Est paru, dans le numéro 90 de la revue Trafic, un texte écrit par mes soins, au sujet de Nymphomaniac, de Hamlet, et du personnage de Marcellus dans la pièce de Shakespeare.
une fameuse gorgée de poison
lundi 14 juillet 2014
lundi 17 février 2014
Frances Ha, Noah Baumbach
Ou comment la comédie
sentimentale new-yorkaise, le late-coming-of-age,
réinvestit les rapports de classe. Car tout est question de fric et de position
sociale dans Frances Ha. Pas d'amour
sans argent, même chez les intellos. Ou plus précisément : de l'amour oui, mais
pas de sexe. Et l'amour est toujours mal placé - une manière de reformer, entre
amis, l'embryon, une manière de s'attarder un peu mieux dans les limbes.
Le monde dépeint par Baumbach
est cruel, mais le trait n'est pas forcé, au contraire léger, virevoltant,
plaisant. La tristesse du personnage principal est atroce, mais là encore,
Baumbach n'appuie pas, tenant toujours la ligne de la comédie. On pense parfois
à Diamants sur Canapé. Greta Gerwig a
tout d'une nouvelle Audrey Hepburn. Une Audrey Hepburn qui aurait fusionné avec
Gérard Depardieu. L'inventivité de son jeu est impressionnante. Le film a
parfois l'air d'être un documentaire sur elle, tant Baumbach est attentif à
tout ce qui bouge en elle.
dimanche 16 février 2014
News from home, Chantal Akerman (1977)
On imagine l'histoire d'une
jeune cinéaste européenne partie sur un coup de tête vivre à New York. Et ce
qu'on voit, c'est New York, des plans fixes, d'autres mobiles, de jour, de
nuit, de souterrains, de rues, d'immeubles, de corps : plans vides de récit. Ce
qu'on entend, ce sont les lettres de la mère. Cette voix qui dit : ne reste
pas. Qui dit : tu ne peux pas vivre sans ta famille. Et qui dit aussi : il faut
que tu aies peur. Alors on sent l'Europe plus présente encore que New York,
bien qu'on ne voie jamais l'Europe. On sent toute la difficulté qu'il y a à
être loin de chez soi. Non pas par manque de désir, mais parce que personne ne
désire l'exil d'un autre que soi.
La caméra scrute la surface de
la ville, ne fait que peu de rencontres, saisit le passage d'un corps, parfois,
mais presque pas. Puis elle se bat pour circuler, rester vivante même si elle
reste exilée, empruntant les grands axes, filmant depuis taxis, métros, ferrys,
cette ville qui semble impénétrable. News
from home est un exercice de présence. C'est Chantal Akerman qui dit :
voilà où je suis, voilà où j'essaie d'être. C’est le choix d’un cinéma :
le récit est en Europe, et on l’entend encore, mais on le quitte pour New York,
pure image.
samedi 15 février 2014
Yeast, Mary Bronstein (2008)
Mary Bronstein est la femme de
Ronald Bronstein, le réalisateur de Frownland.

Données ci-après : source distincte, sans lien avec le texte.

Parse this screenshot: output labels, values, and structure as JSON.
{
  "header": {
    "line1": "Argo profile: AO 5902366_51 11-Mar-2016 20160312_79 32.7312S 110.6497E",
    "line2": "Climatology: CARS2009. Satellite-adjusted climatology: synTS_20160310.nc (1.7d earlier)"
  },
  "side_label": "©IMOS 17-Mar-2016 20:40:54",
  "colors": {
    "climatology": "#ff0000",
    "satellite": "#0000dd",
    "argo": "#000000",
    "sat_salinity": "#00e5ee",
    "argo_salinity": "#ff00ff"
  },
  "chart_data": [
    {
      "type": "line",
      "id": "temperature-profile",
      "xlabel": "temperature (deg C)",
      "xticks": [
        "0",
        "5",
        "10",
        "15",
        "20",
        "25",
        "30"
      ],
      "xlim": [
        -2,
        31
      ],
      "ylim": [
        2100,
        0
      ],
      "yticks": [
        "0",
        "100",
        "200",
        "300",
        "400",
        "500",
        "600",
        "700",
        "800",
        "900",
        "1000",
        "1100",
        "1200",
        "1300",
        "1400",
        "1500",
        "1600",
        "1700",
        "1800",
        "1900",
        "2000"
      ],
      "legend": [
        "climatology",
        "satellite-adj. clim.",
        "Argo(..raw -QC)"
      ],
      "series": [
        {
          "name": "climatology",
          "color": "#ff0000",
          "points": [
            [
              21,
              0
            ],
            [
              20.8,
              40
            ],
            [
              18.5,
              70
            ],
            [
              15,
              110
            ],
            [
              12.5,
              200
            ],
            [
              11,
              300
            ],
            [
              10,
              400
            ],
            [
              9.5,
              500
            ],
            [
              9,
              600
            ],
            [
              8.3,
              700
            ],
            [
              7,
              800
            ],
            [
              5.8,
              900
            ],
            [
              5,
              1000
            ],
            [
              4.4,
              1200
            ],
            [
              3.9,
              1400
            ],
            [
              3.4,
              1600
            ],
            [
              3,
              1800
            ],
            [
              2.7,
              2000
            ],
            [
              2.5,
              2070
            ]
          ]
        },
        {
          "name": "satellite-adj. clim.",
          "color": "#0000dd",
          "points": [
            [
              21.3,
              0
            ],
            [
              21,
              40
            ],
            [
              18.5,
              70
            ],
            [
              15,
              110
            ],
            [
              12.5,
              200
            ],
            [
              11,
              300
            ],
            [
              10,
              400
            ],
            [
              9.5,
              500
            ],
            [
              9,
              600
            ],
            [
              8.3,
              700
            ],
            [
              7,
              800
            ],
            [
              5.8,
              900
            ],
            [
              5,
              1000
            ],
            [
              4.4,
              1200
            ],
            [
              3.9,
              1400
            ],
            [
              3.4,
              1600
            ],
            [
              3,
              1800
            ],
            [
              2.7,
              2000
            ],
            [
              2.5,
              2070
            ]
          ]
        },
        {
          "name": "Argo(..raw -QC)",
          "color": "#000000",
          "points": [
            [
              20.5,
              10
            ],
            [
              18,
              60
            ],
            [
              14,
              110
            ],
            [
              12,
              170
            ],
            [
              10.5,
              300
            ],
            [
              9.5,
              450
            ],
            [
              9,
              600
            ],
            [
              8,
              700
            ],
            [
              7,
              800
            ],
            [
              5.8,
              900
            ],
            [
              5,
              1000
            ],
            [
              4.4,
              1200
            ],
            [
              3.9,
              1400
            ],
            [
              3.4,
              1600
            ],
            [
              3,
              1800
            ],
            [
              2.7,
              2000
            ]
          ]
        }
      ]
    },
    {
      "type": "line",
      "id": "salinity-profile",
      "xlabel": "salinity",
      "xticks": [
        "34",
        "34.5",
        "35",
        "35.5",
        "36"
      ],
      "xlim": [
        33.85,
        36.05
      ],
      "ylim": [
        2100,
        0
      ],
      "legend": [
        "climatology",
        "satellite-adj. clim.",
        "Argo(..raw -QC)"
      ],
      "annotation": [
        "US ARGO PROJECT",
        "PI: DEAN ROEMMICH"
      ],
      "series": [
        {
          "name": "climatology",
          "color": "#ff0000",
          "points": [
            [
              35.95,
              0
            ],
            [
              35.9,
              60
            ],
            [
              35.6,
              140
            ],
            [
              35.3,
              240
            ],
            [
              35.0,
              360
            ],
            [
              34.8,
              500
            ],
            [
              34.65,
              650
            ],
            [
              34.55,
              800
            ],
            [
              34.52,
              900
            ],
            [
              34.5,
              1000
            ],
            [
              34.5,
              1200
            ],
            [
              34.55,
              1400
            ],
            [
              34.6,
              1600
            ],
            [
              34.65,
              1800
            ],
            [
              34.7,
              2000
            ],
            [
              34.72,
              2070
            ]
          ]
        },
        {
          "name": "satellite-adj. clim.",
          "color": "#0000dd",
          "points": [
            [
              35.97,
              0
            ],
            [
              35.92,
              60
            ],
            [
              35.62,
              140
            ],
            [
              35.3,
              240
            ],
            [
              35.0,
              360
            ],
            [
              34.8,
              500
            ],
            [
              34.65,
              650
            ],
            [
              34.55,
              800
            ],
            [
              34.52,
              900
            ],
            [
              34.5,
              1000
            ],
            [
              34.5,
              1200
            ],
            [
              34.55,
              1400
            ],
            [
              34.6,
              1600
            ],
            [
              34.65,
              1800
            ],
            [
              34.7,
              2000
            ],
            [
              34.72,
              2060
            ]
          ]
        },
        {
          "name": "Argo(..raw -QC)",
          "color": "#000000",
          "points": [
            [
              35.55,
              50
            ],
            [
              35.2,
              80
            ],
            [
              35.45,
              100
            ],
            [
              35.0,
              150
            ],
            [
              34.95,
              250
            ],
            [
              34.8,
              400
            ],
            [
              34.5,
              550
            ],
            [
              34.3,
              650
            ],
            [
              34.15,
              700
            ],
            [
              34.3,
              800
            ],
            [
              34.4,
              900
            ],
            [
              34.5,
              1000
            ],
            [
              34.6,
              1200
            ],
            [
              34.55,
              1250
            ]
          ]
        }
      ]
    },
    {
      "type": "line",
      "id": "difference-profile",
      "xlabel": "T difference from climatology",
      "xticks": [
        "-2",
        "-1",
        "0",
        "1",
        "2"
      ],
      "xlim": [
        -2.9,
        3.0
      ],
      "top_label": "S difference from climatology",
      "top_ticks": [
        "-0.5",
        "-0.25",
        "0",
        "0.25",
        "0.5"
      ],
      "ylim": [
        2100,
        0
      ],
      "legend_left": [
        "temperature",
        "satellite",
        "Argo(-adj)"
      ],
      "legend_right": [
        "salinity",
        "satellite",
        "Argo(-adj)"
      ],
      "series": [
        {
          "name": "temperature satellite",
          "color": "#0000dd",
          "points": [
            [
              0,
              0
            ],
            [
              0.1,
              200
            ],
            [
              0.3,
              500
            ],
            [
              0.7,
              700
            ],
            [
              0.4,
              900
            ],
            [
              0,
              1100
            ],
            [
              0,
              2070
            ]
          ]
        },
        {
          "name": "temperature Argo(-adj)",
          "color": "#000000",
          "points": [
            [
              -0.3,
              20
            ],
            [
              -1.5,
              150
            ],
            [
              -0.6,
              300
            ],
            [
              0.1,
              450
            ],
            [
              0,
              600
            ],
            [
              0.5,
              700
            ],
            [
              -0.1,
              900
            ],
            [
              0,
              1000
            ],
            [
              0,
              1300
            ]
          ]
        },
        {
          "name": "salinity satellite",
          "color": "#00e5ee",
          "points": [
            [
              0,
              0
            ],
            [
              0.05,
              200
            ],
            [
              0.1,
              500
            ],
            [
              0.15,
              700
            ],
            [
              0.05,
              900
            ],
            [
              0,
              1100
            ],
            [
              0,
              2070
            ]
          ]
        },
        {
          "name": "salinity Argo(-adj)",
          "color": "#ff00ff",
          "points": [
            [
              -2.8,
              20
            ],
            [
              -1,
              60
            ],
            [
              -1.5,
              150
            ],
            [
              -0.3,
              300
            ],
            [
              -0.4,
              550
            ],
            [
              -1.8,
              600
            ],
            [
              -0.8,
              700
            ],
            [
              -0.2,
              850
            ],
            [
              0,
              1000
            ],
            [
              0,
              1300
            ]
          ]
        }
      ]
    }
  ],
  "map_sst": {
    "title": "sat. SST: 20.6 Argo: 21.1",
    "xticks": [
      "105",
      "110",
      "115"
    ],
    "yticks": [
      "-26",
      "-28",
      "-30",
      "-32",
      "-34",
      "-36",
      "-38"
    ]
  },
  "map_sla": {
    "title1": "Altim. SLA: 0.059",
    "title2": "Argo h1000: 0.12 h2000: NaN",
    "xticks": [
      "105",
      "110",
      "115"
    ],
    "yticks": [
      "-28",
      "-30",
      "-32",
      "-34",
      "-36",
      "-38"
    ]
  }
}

Yeast s'inscrit dans la veine de Frownland : film rapide, hideux, dur,
gueulard, pas cher. Les Bronstein semblent avoir fait un vœu : que la laideur
ne soit pas inutilement déguisée, comme tant de films qui feignent la beauté
mais n'inventent aucune esthétique. Ici, d'abord, la primauté du geste, l'élan,
le gros plan et peu importe l'éclairage. Et aussi : que la laideur de l'image
donne à voir tout le glauque du propos, que le cinéma soit cet instrument qui
aille sonder l'âme humaine, coloscopie des situations, coloscopie d'amitiés maladives
en l'occurrence. La nullité d'une existence, sans rédemption. L'anéantissement
de la joie, sans la mélancolie qui fait joli. Que rien ne soit propre, jamais.
vendredi 14 février 2014
Oki's movie, Hong Sang-Soo (2010)
Quatre histoires – quatre
courts-métrages – se passant au même endroit, avec les mêmes personnages, mais
sans continuité. Ce n'est pas la continuité romanesque que recherche Hong
Sang-Soo, mais le déploiement des différentes potentialités d'une même figure.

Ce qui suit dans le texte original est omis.